Radiolabeled peptides for diagnosis and therapy of various malignancies have been a cornerstone of radiopharmaceutical development over the past decades with 68Ga as the mainstay of modern PET-based tumor imaging. The clinical utility of the “thera(g)nostic” approach has peaked in the products recently obtaining marketing authorization for diagnosis (68Ga-DOTATOC as SOMAKit TOC in Europe and 68Ga-DOTATATE as NETSPOT in the United States; Advanced Accelerator Applications) and therapy (177Lu-DOTATATE as Lutathera; Advanced Accelerator Applications), stimulating research on regulatory peptides binding to other receptors (1). One of main targets in this area are gastrin- releasing peptide receptors (GRPRs), which are overexpressed in a variety of cancers including prostate (2–6) and breast cancer (7) as well as glioma (8,9).

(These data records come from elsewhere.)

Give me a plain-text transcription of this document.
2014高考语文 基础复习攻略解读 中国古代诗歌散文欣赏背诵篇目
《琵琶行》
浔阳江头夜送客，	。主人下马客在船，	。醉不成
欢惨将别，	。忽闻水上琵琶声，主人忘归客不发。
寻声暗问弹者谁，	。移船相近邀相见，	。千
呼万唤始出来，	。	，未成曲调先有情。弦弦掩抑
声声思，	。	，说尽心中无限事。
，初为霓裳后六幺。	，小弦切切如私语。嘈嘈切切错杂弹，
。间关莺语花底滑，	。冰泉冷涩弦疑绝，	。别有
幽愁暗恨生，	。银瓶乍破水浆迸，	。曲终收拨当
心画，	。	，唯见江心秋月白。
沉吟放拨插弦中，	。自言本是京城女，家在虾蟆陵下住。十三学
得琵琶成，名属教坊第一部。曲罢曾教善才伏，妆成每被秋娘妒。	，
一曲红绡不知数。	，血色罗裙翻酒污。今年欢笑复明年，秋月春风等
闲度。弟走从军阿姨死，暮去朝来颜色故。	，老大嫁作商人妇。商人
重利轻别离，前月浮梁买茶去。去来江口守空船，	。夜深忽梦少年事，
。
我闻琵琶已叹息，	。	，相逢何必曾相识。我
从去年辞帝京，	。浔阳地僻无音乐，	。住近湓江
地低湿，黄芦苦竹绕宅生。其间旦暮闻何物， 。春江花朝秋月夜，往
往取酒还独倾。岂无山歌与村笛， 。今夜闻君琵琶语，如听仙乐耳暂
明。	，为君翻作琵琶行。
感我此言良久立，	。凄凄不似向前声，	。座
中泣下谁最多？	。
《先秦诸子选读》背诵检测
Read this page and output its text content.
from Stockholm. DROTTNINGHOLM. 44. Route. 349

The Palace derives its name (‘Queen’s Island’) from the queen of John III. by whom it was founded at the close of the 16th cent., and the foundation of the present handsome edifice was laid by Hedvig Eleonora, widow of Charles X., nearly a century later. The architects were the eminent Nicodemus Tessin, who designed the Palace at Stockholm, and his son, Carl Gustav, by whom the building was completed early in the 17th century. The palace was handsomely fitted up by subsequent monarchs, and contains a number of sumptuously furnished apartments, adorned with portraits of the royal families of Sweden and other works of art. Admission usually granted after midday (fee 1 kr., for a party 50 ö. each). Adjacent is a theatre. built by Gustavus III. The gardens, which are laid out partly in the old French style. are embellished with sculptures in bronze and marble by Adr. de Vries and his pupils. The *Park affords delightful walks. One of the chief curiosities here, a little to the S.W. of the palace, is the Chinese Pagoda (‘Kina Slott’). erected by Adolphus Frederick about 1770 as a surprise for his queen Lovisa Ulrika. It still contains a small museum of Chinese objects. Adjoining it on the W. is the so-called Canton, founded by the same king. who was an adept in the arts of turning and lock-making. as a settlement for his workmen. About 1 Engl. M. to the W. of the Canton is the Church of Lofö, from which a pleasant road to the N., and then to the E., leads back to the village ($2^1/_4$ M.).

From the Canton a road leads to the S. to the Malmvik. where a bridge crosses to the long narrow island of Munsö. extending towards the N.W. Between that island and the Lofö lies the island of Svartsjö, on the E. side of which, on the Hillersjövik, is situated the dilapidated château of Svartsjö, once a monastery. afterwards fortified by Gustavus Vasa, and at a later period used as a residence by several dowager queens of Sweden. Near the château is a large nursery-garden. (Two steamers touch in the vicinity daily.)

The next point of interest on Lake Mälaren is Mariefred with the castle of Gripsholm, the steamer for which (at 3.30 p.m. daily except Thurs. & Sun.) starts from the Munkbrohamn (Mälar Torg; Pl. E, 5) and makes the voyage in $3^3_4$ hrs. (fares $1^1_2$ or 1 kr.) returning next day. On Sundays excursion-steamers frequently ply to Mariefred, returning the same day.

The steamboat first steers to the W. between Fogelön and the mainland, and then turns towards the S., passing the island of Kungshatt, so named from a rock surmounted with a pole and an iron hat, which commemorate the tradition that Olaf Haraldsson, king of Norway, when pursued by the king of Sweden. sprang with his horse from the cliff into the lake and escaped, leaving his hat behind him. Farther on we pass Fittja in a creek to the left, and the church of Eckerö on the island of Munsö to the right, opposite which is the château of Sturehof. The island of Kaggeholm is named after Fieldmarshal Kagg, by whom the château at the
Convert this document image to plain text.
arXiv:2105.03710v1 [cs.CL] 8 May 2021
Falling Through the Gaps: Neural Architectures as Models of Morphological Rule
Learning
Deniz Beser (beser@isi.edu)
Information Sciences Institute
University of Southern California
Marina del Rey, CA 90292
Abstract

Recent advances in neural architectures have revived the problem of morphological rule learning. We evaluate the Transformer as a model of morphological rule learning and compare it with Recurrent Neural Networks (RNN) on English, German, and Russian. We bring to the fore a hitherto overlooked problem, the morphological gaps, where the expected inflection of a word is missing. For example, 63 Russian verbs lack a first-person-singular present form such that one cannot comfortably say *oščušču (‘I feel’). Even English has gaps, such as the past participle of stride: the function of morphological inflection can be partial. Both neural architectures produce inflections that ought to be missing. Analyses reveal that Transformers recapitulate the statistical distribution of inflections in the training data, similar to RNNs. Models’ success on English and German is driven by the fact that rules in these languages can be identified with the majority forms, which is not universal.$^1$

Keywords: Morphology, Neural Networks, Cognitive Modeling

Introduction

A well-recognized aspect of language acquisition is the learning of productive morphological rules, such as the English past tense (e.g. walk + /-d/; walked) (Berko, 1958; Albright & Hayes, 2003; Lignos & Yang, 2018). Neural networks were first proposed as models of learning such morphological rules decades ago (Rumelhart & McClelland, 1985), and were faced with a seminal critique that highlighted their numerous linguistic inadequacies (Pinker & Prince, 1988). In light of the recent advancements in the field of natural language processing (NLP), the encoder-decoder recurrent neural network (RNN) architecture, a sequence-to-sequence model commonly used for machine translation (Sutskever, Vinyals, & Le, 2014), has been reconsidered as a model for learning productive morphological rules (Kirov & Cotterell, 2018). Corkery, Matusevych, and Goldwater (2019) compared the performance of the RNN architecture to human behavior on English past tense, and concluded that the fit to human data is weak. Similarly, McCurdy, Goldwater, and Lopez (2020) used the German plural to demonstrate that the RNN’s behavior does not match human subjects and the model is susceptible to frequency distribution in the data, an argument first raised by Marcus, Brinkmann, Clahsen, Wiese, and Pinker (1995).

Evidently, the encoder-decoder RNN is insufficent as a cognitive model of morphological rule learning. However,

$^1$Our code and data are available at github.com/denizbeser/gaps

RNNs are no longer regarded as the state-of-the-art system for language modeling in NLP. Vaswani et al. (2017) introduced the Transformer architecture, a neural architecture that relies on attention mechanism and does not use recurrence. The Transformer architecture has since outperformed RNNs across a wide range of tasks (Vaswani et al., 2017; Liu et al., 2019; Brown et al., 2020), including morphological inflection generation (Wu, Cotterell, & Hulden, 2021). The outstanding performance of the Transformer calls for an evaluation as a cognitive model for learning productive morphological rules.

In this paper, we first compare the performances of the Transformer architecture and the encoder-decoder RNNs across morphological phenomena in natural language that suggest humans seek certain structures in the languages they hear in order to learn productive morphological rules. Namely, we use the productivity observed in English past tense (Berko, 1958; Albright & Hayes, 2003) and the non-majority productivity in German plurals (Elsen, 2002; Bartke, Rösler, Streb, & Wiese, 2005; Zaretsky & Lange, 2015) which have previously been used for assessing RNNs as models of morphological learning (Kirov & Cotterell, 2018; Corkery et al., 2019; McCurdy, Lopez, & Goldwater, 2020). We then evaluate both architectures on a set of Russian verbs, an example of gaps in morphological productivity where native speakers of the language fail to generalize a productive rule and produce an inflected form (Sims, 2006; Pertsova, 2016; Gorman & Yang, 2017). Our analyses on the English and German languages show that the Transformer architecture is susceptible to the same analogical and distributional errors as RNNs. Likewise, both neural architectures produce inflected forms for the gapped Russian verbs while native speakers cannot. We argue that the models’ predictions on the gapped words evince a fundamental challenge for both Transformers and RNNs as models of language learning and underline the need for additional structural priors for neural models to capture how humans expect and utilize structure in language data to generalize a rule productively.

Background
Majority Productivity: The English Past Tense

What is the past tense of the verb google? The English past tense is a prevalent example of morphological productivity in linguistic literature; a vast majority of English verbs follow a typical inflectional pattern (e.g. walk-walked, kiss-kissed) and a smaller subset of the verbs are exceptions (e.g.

A variety of radiolabeled peptides binding to GRPRs, derived from the natural ligand bombesin, have been developed (10). However, early bombesin analogs with agonistic properties led to a high rate of unwanted side effects (11), thus shifting focus toward antagonistic bombesin analogs, avoiding side effects and possibly leading to higher targeting efficiency and metabolic stability.
NeoBOMB1 is a novel DOTA-coupled GRPR-antagonist generated by modification of the C-terminal Leu13-Met14-NH2 of native bombesin. It can be labeled with 68Ga, resulting in high GRPR affinity, metabolic stability, and excellent tumor targeting in various animal models (12,13).
Gastrointestinal stromal tumors (GIST), a rare sarcoma subtype with an incidence of 4.3–22 per million (14,15), express high levels of GRPR (16). Eighty to eighty-five percent of patients with GISTs present localized disease at first diagnosis, but metastases are a frequent phenomenon during the course of the disease in up to 85% of patients (17). Tyrosine kinase inhibitors (TKIs) such as imatinib, sunitinib, or regorafenib have dramatically improved overall survival (18), yet up to 80% of patients develop resistance during therapy (19). A study within the EU-FP7 project Closed-loop Molecular Environment for Minimally Invasive Treatment of Patients with Metastatic Gastrointestinal Stromal Tumors (‘MITIGATE’, grant agreement no. 602306) investigating several radiolabeled peptides on tumor cell lines revealed 68Ga-NeoBOMB1 to be a promising candidate for targeting GIST (16). Recently, the development of a new kit formulation for the preparation of 68Ga-NeoBOMB1 (Advanced Accelerator Applications; Colleretto Giacosa TO, Italy) has allowed radiolabeling without complex synthesis and purification procedures.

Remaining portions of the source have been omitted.